Many traders try to implement too much strategy at once. They believe that they have to make a lot of money every day. Most of the most successful traders I know have only a handful strategies that they are successful with. Sometimes, it is only one. Finding a strategy that you feel comfortable with is the best way to learn it. This won’t happen overnight. This is why you should look at (and test) many different strategies until one strategy works for you. It is important to remember that no strategy will work in all markets. It is okay to sit back once in awhile. There is no need to make money every day. Trade only when you feel the odds are in favor of your trades and keep playing the game. Once you have created a strategy that is “bottom-line”, you can start to implement other strategies.
You must be patient during the learning process. It is okay to trade on paper for some time. You will make mistakes. It will take time to get comfortable trading. It is important to record your mistakes so you can learn from them. You should only trade live if you are absolutely compelled to. Please start with a small amount of shares. A small share of shares is not enough to make mistakes. You can lose your whole buying power if you don’t use all of your buying power. I have yet see a trader (including mine) who hasn’t lost a stop at least once. !
Important is patience to wait for trading opportunities. There are not always successful strategies. You may need to wait for a good trade to happen. It is also possible to lose a lot of trades. An excellent trader won’t worry about this and will move on to something else. You shouldn’t be trying to get back your losses by sitting in front of a computer. Set your maximum losses per week, day, and overall. If your maximum losses exceed the limit, you should immediately stop trading. Don’t forget, there Certus Trading Reviews are always new opportunities every day as long as your losses are not too high.
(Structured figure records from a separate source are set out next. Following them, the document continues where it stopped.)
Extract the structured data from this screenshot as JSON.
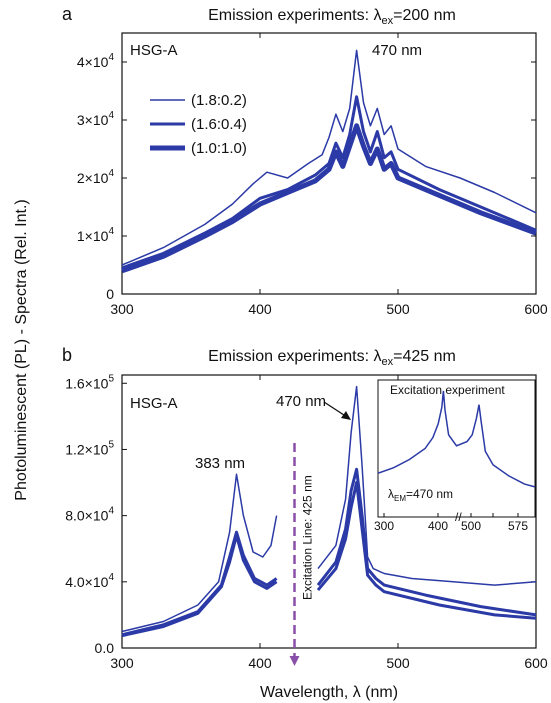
{
  "ylabel_shared": "Photoluminescent (PL) - Spectra (Rel. Int.)",
  "colors": {
    "series": "#2b3aa6",
    "arrow": "#8a4fa8",
    "axis": "#111111"
  },
  "chart_data": [
    {
      "panel": "a",
      "type": "line",
      "title": "Emission experiments: λex=200 nm",
      "sample_label": "HSG-A",
      "peak_label": "470 nm",
      "xlabel": "",
      "ylabel": "Photoluminescent (PL) - Spectra (Rel. Int.)",
      "xlim": [
        300,
        600
      ],
      "ylim": [
        0,
        45000
      ],
      "xticks": [
        300,
        400,
        500,
        600
      ],
      "xtick_labels": [
        "300",
        "400",
        "500",
        "600"
      ],
      "yticks": [
        0,
        10000,
        20000,
        30000,
        40000
      ],
      "ytick_labels": [
        {
          "base": "0",
          "exp": ""
        },
        {
          "base": "1×10",
          "exp": "4"
        },
        {
          "base": "2×10",
          "exp": "4"
        },
        {
          "base": "3×10",
          "exp": "4"
        },
        {
          "base": "4×10",
          "exp": "4"
        }
      ],
      "legend": "top-left",
      "series": [
        {
          "name": "(1.8:0.2)",
          "width": 1.5,
          "points": [
            [
              300,
              5000
            ],
            [
              330,
              8000
            ],
            [
              360,
              12000
            ],
            [
              380,
              15500
            ],
            [
              395,
              19000
            ],
            [
              405,
              21000
            ],
            [
              420,
              20000
            ],
            [
              435,
              22500
            ],
            [
              445,
              24000
            ],
            [
              450,
              27000
            ],
            [
              455,
              31000
            ],
            [
              460,
              28000
            ],
            [
              465,
              32000
            ],
            [
              470,
              42000
            ],
            [
              475,
              33000
            ],
            [
              480,
              29000
            ],
            [
              485,
              32000
            ],
            [
              490,
              27500
            ],
            [
              495,
              29000
            ],
            [
              500,
              25000
            ],
            [
              520,
              22000
            ],
            [
              545,
              20000
            ],
            [
              570,
              17500
            ],
            [
              600,
              14000
            ]
          ]
        },
        {
          "name": "(1.6:0.4)",
          "width": 3,
          "points": [
            [
              300,
              4500
            ],
            [
              330,
              7000
            ],
            [
              360,
              10500
            ],
            [
              380,
              13000
            ],
            [
              400,
              16500
            ],
            [
              420,
              18000
            ],
            [
              440,
              20500
            ],
            [
              450,
              22500
            ],
            [
              455,
              26000
            ],
            [
              460,
              23500
            ],
            [
              465,
              27500
            ],
            [
              470,
              34000
            ],
            [
              475,
              28000
            ],
            [
              480,
              24500
            ],
            [
              485,
              28000
            ],
            [
              490,
              23500
            ],
            [
              495,
              24500
            ],
            [
              500,
              21500
            ],
            [
              530,
              18000
            ],
            [
              560,
              15000
            ],
            [
              600,
              11000
            ]
          ]
        },
        {
          "name": "(1.0:1.0)",
          "width": 5,
          "points": [
            [
              300,
              4000
            ],
            [
              330,
              6500
            ],
            [
              360,
              10000
            ],
            [
              380,
              12500
            ],
            [
              400,
              15500
            ],
            [
              420,
              17500
            ],
            [
              440,
              19500
            ],
            [
              450,
              21500
            ],
            [
              455,
              24500
            ],
            [
              460,
              22000
            ],
            [
              465,
              25500
            ],
            [
              470,
              29000
            ],
            [
              475,
              25500
            ],
            [
              480,
              22500
            ],
            [
              485,
              25000
            ],
            [
              490,
              21500
            ],
            [
              495,
              22500
            ],
            [
              500,
              20000
            ],
            [
              530,
              17000
            ],
            [
              560,
              14000
            ],
            [
              600,
              10500
            ]
          ]
        }
      ]
    },
    {
      "panel": "b",
      "type": "line",
      "title": "Emission experiments: λex=425 nm",
      "sample_label": "HSG-A",
      "peak_labels": [
        "470 nm",
        "383 nm"
      ],
      "excitation_line_label": "Excitation Line: 425 nm",
      "xlabel": "Wavelength, λ (nm)",
      "ylabel": "Photoluminescent (PL) - Spectra (Rel. Int.)",
      "xlim": [
        300,
        600
      ],
      "ylim": [
        0,
        165000
      ],
      "xticks": [
        300,
        400,
        500,
        600
      ],
      "xtick_labels": [
        "300",
        "400",
        "500",
        "600"
      ],
      "yticks": [
        0,
        40000,
        80000,
        120000,
        160000
      ],
      "ytick_labels": [
        {
          "base": "0.0",
          "exp": ""
        },
        {
          "base": "4.0×10",
          "exp": "4"
        },
        {
          "base": "8.0×10",
          "exp": "4"
        },
        {
          "base": "1.2×10",
          "exp": "5"
        },
        {
          "base": "1.6×10",
          "exp": "5"
        }
      ],
      "series": [
        {
          "name": "",
          "width": 1.5,
          "segments": [
            [
              [
                300,
                10000
              ],
              [
                330,
                16000
              ],
              [
                355,
                26000
              ],
              [
                370,
                40000
              ],
              [
                378,
                70000
              ],
              [
                383,
                105000
              ],
              [
                388,
                80000
              ],
              [
                395,
                58000
              ],
              [
                402,
                55000
              ],
              [
                408,
                62000
              ],
              [
                412,
                80000
              ]
            ],
            [
              [
                442,
                48000
              ],
              [
                455,
                62000
              ],
              [
                462,
                90000
              ],
              [
                466,
                130000
              ],
              [
                470,
                158000
              ],
              [
                474,
                110000
              ],
              [
                478,
                55000
              ],
              [
                482,
                48000
              ],
              [
                490,
                45000
              ],
              [
                510,
                42000
              ],
              [
                540,
                40000
              ],
              [
                570,
                38000
              ],
              [
                600,
                40000
              ]
            ]
          ]
        },
        {
          "name": "",
          "width": 3,
          "segments": [
            [
              [
                300,
                8000
              ],
              [
                330,
                14000
              ],
              [
                355,
                22000
              ],
              [
                372,
                38000
              ],
              [
                378,
                55000
              ],
              [
                383,
                70000
              ],
              [
                388,
                56000
              ],
              [
                396,
                42000
              ],
              [
                405,
                38000
              ],
              [
                412,
                42000
              ]
            ],
            [
              [
                442,
                38000
              ],
              [
                455,
                52000
              ],
              [
                462,
                72000
              ],
              [
                466,
                95000
              ],
              [
                470,
                108000
              ],
              [
                474,
                80000
              ],
              [
                478,
                48000
              ],
              [
                484,
                42000
              ],
              [
                490,
                38000
              ],
              [
                520,
                32000
              ],
              [
                560,
                25000
              ],
              [
                600,
                20000
              ]
            ]
          ]
        },
        {
          "name": "",
          "width": 3,
          "segments": [
            [
              [
                300,
                7500
              ],
              [
                330,
                13000
              ],
              [
                355,
                21000
              ],
              [
                372,
                37000
              ],
              [
                378,
                52000
              ],
              [
                383,
                68000
              ],
              [
                388,
                53000
              ],
              [
                396,
                40000
              ],
              [
                405,
                36000
              ],
              [
                412,
                40000
              ]
            ],
            [
              [
                442,
                35000
              ],
              [
                455,
                48000
              ],
              [
                462,
                66000
              ],
              [
                466,
                85000
              ],
              [
                470,
                100000
              ],
              [
                474,
                72000
              ],
              [
                478,
                44000
              ],
              [
                484,
                38000
              ],
              [
                490,
                34000
              ],
              [
                530,
                26000
              ],
              [
                570,
                20000
              ],
              [
                600,
                18000
              ]
            ]
          ]
        }
      ],
      "inset": {
        "title": "Excitation experiment",
        "label_base": "λ",
        "label_sub": "EM",
        "label_rest": "=470 nm",
        "xticks": [
          "300",
          "400",
          "500",
          "",
          "575"
        ],
        "xlim": [
          300,
          600
        ],
        "ylim": [
          0,
          1
        ],
        "points": [
          [
            300,
            0.32
          ],
          [
            330,
            0.36
          ],
          [
            360,
            0.42
          ],
          [
            390,
            0.5
          ],
          [
            405,
            0.58
          ],
          [
            415,
            0.68
          ],
          [
            422,
            0.8
          ],
          [
            425,
            0.92
          ],
          [
            428,
            0.78
          ],
          [
            435,
            0.6
          ],
          [
            450,
            0.52
          ],
          [
            470,
            0.55
          ],
          [
            480,
            0.6
          ],
          [
            488,
            0.72
          ],
          [
            493,
            0.82
          ],
          [
            497,
            0.7
          ],
          [
            505,
            0.48
          ],
          [
            520,
            0.38
          ],
          [
            550,
            0.3
          ],
          [
            580,
            0.24
          ],
          [
            600,
            0.22
          ]
        ]
      }
    }
  ]
}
A good day trader will not take on more than 2% risk in a single trade. This means that, if he must take a stop, the amount he is willing to lose will not exceed 2% of his capital. The maximum amount you can lose is 2%. Avoid taking any risk. This is important because even though you may be right 9 out of 10 times, it is possible to lose 10 consecutive times. Sometimes, this could happen to you. Only those who are willing to put up little money will be able survive such a drawdown.
Trading with confidence has been the most important step to success in day trading . Most successful traders I know use only a few strategies. The key to their success was their confidence in their trading strategy, the ability to stay neutral and the ability to execute trades based on what they see.